Una vieja enseñanza, que a fuerza de filosófica es esotérica, indica que todos los hombres, tarde o temprano, nos encontramos en la vida con aquello que amamos y aquello que tememos.
¿Es esta, acaso, una profecía fatídica, un augurio ineludible? No, es una profunda enseñanza, el fruto de una Sabiduría que no ha perdido actualidad en absoluto. Nos pone ante la evidencia del poder que encierra nuestro mundo psíquico: la fuerza de las emociones, lo que se quiere, lo que se teme, es capaz de mover los hilos escondidos de la voluntad, puede coordinar las ideas y conducir a la plasmación de los hechos.
Es más, hoy se lleva “no tener miedo a nada”, o bien, afirmar que no hay nada que temer… pero es el temor el que nos hace mencionar abiertamente nuestras pretensiones agradables y evitar toda referencia a los miedos.
No tener miedo a nada constituye un extremo peligroso que es propio del hombre temerario, falto de conciencia. ¿Que no hay nada que temer? Forma parte de la misma inconsciencia. Temer a todo y todas las cosas es propio del hombre pusilánime, falto de fortaleza, lo más parecido a la cobardía.

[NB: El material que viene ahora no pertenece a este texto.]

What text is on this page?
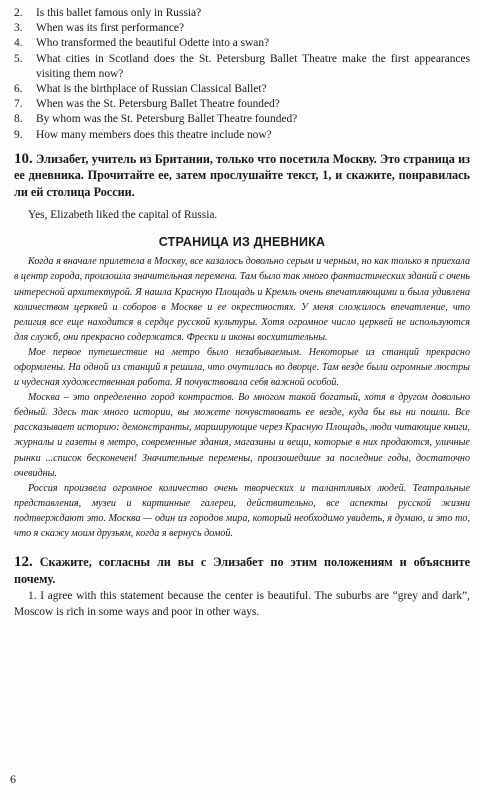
2.	Is this ballet famous only in Russia?
3.	When was its first performance?
4.	Who transformed the beautiful Odette into a swan?
5.	What cities in Scotland does the St. Petersburg Ballet Theatre make the first appearances visiting them now?
6.	What is the birthplace of Russian Classical Ballet?
7.	When was the St. Petersburg Ballet Theatre founded?
8.	By whom was the St. Petersburg Ballet Theatre founded?
9.	How many members does this theatre include now?
10. Элизабет, учитель из Британии, только что посетила Москву. Это страница из ее дневника. Прочитайте ее, затем прослушайте текст, 1, и скажите, понравилась ли ей столица России.
Yes, Elizabeth liked the capital of Russia.
СТРАНИЦА ИЗ ДНЕВНИКА

Когда я вначале прилетела в Москву, все казалось довольно серым и черным, но как только я приехала в центр города, произошла значительная перемена. Там было так много фантастических зданий с очень интересной архитектурой. Я нашла Красную Площадь и Кремль очень впечатляющими и была удивлена количеством церквей и соборов в Москве и ее окрестностях. У меня сложилось впечатление, что религия все еще находится в сердце русской культуры. Хотя огромное число церквей не используются для служб, они прекрасно содержатся. Фрески и иконы восхитительны.

Мое первое путешествие на метро было незабываемым. Некоторые из станций прекрасно оформлены. На одной из станций я решила, что очутилась во дворце. Там везде были огромные люстры и чудесная художественная работа. Я почувствовала себя важной особой.

Москва – это определенно город контрастов. Во многом такой богатый, хотя в другом довольно бедный. Здесь так много истории, вы можете почувствовать ее везде, куда бы вы ни пошли. Все рассказывает историю: демонстранты, марширующие через Красную Площадь, люди читающие книги, журналы и газеты в метро, современные здания, магазины и вещи, которые в них продаются, уличные рынки ...список бесконечен! Значительные перемены, произошедшие за последние годы, достаточно очевидны.

Россия произвела огромное количество очень творческих и талантливых людей. Театральные представления, музеи и картинные галереи, действительно, все аспекты русской жизни подтверждают это. Москва — один из городов мира, который необходимо увидеть, я думаю, и это то, что я скажу моим друзьям, когда я вернусь домой.

12. Скажите, согласны ли вы с Элизабет по этим положениям и объясните почему.
1. I agree with this statement because the center is beautiful. The suburbs are “grey and dark”, Moscow is rich in some ways and poor in other ways.
6
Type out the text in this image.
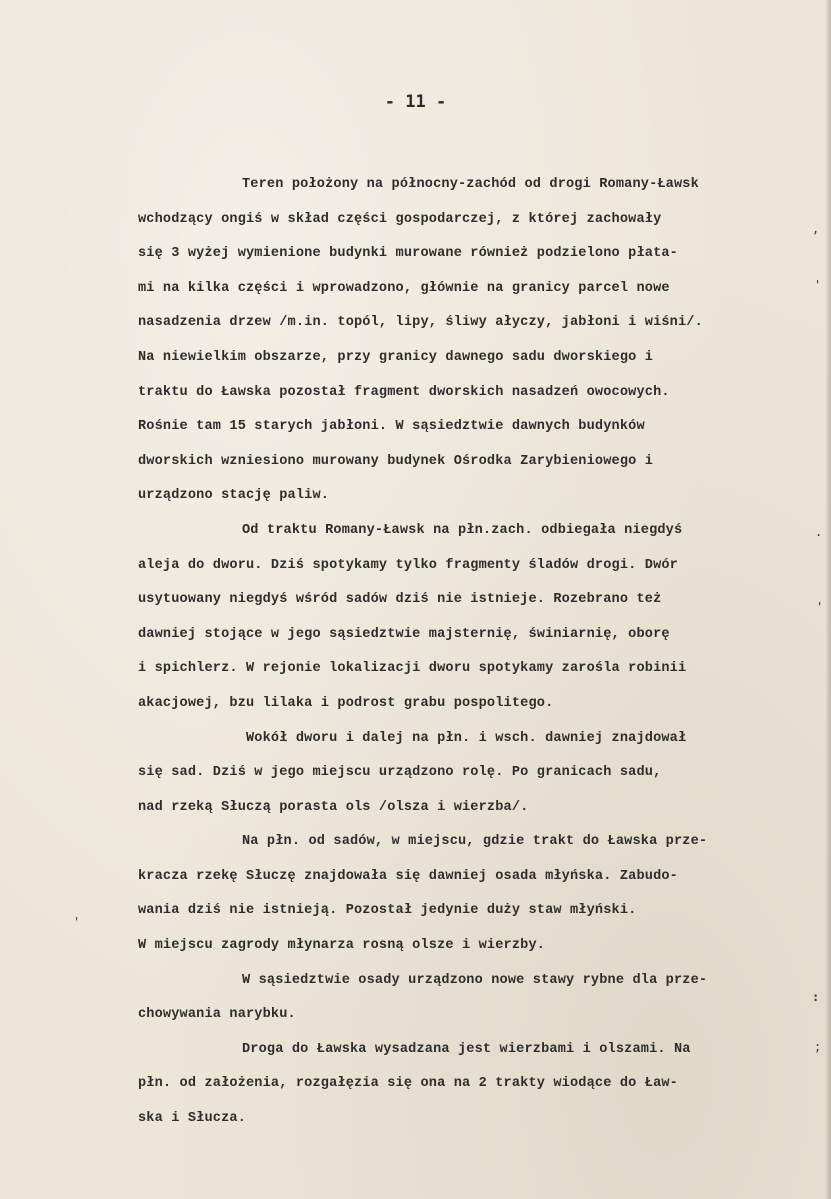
- 11 -
Teren położony na północny-zachód od drogi Romany-Ławsk
wchodzący ongiś w skład części gospodarczej, z której zachowały
się 3 wyżej wymienione budynki murowane również podzielono płata-
mi na kilka części i wprowadzono, głównie na granicy parcel nowe
nasadzenia drzew /m.in. topól, lipy, śliwy ałyczy, jabłoni i wiśni/.
Na niewielkim obszarze, przy granicy dawnego sadu dworskiego i
traktu do Ławska pozostał fragment dworskich nasadzeń owocowych.
Rośnie tam 15 starych jabłoni. W sąsiedztwie dawnych budynków
dworskich wzniesiono murowany budynek Ośrodka Zarybieniowego i
urządzono stację paliw.
Od traktu Romany-Ławsk na płn.zach. odbiegała niegdyś
aleja do dworu. Dziś spotykamy tylko fragmenty śladów drogi. Dwór
usytuowany niegdyś wśród sadów dziś nie istnieje. Rozebrano też
dawniej stojące w jego sąsiedztwie majsternię, świniarnię, oborę
i spichlerz. W rejonie lokalizacji dworu spotykamy zarośla robinii
akacjowej, bzu lilaka i podrost grabu pospolitego.
Wokół dworu i dalej na płn. i wsch. dawniej znajdował
się sad. Dziś w jego miejscu urządzono rolę. Po granicach sadu,
nad rzeką Słuczą porasta ols /olsza i wierzba/.
Na płn. od sadów, w miejscu, gdzie trakt do Ławska prze-
kracza rzekę Słuczę znajdowała się dawniej osada młyńska. Zabudo-
wania dziś nie istnieją. Pozostał jedynie duży staw młyński.
W miejscu zagrody młynarza rosną olsze i wierzby.
W sąsiedztwie osady urządzono nowe stawy rybne dla prze-
chowywania narybku.
Droga do Ławska wysadzana jest wierzbami i olszami. Na
płn. od założenia, rozgałęzia się ona na 2 trakty wiodące do Ław-
ska i Słucza.
,
'
.
'
'
:
;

Lo propio es el justo medio, la valentía interior que sabe reconocer las cosas como son y darles su valor correcto. El valiente sabe lo que debe temer y evitar, y lo que debe querer y promover.
En conclusión, todos queremos algo, todos tememos algo, y por eso mismo llegaremos a objetivar unas y otras cosas.
Es de desear que el miedo se convierta en sano temor por aquellas cosas que debemos evitar, y es de desear que queramos evitar los peligros que, inteligentemente, somos capaces de detectar y prevenir.
Es de desear que el amor apunte hacia metas cada vez más positivas, para erradicar el cúmulo de desastres que ya nos aquejan y para que ese amor termine por copar todo el espacio vital de los temores.
Cuanto más sepamos querer, menos tendremos que temer.